EU fines Hello Kitty producer for limiting cross-border sales
BRUSSELS (DPA) – The European Union’s executive arm fined Sanrio, the Japanese company behind the popular Hello Kitty brand, €6.2 million (S$9.5 million) on Tuesday (July 9) for restricting sales within the bloc’s single market.
Sanrio designs, licenses, produces and sells products featuring Hello Kitty, “an anthropomorphic cat girl also known by her full name Kitty White” and other popular characters such as My Melody, Little Twin Stars, Keroppi and Chococat, the European Commission wrote.
It also holds the intellectual property rights to the Mr Men and Little Miss characters. Merchandising products range from mugs, bags and stationery through to toys, which all bear images protected by trademarks or copyright.
The commission launched a probe in 2017 into Sanrio’s licensing and distribution products, alongside separate investigations into Nike and Universal Studios.

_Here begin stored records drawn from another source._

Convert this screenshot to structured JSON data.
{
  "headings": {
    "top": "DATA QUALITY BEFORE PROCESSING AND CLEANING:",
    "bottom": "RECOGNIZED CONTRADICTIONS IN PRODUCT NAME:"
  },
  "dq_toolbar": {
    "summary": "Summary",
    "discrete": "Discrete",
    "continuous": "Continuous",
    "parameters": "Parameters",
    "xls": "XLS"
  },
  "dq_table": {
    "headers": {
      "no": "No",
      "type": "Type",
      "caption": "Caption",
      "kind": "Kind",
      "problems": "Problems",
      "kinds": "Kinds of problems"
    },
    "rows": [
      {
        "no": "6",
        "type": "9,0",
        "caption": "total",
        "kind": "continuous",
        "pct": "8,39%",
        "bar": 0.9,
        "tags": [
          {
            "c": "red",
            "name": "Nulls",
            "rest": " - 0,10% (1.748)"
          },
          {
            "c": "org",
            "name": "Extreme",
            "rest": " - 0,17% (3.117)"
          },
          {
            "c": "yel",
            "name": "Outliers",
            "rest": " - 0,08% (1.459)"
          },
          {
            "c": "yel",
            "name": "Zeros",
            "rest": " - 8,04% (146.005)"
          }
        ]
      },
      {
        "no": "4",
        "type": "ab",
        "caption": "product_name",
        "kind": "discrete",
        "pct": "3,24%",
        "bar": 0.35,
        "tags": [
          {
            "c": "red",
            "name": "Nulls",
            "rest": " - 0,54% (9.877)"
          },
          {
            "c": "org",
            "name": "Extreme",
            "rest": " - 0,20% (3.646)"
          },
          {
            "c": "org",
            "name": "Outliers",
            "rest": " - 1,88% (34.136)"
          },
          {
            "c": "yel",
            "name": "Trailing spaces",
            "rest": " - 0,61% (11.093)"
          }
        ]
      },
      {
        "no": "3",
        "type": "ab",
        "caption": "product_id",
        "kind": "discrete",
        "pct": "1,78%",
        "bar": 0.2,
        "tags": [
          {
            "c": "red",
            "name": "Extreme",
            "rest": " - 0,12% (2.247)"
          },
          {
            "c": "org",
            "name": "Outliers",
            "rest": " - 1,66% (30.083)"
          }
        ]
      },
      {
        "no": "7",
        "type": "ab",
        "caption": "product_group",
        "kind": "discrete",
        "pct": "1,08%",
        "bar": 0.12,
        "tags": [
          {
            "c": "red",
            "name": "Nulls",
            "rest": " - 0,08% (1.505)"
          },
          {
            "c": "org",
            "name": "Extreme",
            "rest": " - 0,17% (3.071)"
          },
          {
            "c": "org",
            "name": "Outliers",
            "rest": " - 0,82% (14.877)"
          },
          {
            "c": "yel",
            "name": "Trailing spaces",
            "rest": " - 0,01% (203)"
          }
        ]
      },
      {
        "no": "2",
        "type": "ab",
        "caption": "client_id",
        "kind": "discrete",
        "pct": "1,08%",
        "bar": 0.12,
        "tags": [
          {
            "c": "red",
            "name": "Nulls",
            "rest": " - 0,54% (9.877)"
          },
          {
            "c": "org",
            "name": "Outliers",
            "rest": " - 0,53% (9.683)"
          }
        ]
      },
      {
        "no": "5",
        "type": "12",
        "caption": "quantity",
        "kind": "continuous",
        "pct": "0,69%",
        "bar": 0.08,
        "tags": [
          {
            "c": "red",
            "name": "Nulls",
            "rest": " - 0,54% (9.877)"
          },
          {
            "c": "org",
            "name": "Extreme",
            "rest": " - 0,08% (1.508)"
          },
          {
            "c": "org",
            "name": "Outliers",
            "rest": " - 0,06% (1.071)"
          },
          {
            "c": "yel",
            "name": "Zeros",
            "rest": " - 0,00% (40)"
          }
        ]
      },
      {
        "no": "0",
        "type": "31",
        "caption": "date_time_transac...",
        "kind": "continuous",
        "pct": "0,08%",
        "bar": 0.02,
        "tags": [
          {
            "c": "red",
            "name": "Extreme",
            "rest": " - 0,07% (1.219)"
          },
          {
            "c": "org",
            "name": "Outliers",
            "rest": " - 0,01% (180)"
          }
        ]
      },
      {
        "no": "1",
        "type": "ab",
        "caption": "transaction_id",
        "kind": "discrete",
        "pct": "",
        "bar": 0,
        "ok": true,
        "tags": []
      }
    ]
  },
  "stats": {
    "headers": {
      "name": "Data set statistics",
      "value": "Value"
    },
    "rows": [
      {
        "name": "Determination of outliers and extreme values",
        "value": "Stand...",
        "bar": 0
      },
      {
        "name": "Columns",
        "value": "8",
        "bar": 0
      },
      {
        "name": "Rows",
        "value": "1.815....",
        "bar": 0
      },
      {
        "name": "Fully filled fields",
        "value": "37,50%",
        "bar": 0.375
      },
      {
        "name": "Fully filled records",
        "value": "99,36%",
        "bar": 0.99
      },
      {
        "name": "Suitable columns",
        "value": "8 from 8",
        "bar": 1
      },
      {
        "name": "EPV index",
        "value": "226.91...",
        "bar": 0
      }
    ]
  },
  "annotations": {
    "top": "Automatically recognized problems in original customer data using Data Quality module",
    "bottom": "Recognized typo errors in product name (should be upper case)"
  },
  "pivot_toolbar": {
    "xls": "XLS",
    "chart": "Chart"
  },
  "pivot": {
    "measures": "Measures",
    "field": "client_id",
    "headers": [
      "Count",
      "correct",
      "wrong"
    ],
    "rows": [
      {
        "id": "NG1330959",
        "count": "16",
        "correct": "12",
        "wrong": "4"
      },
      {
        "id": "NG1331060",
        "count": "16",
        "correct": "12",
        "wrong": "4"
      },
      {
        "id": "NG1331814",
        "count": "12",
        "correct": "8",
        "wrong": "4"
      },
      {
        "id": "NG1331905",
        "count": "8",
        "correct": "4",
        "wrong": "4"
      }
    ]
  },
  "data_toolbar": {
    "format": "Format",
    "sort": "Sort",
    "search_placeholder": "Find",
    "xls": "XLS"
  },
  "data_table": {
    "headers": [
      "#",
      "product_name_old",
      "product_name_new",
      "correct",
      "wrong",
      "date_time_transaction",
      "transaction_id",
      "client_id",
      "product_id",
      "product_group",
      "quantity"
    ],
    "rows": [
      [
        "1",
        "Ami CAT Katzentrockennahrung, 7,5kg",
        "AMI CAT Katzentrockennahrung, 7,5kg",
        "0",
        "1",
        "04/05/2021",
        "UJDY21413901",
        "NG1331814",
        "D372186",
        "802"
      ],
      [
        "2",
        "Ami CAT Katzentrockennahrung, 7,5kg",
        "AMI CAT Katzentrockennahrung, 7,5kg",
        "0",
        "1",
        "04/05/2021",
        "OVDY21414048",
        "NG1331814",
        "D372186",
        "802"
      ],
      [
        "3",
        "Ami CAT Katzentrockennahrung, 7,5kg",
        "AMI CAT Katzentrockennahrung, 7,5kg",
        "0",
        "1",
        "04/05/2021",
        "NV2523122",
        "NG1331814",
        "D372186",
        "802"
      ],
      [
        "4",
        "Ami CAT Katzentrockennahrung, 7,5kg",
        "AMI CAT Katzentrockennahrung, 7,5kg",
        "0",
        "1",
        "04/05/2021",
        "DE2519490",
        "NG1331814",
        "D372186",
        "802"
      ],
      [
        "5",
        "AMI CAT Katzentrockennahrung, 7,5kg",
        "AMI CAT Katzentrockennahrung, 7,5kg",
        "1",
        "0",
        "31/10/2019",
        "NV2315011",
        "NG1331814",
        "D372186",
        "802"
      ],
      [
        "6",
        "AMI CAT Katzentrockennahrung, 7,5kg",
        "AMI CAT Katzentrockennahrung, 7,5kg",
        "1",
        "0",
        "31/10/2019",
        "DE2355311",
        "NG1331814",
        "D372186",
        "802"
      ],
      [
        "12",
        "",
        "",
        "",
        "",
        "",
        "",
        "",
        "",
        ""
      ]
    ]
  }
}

It found on Tuesday that Sanrio had imposed direct and indirect restrictions, banning or discouraging traders from selling their merchandise in other EU countries than their own, contrary to the rules of the bloc’s single market.
“Today’s decision confirms that traders who sell licensed products cannot be prevented from selling products in a different country,” EU Trade Commissioner Margrethe Vestager said in a statement.
“Consumers, whether they are buying a Hello Kitty mug or a Chococat toy, can now take full advantage of one of the main benefits of the single market: the ability to shop around Europe for the best deals,” she added.
Nike was fined €12.5 million in March for similar restrictive practices, while the investigation into Universal Studios is still ongoing.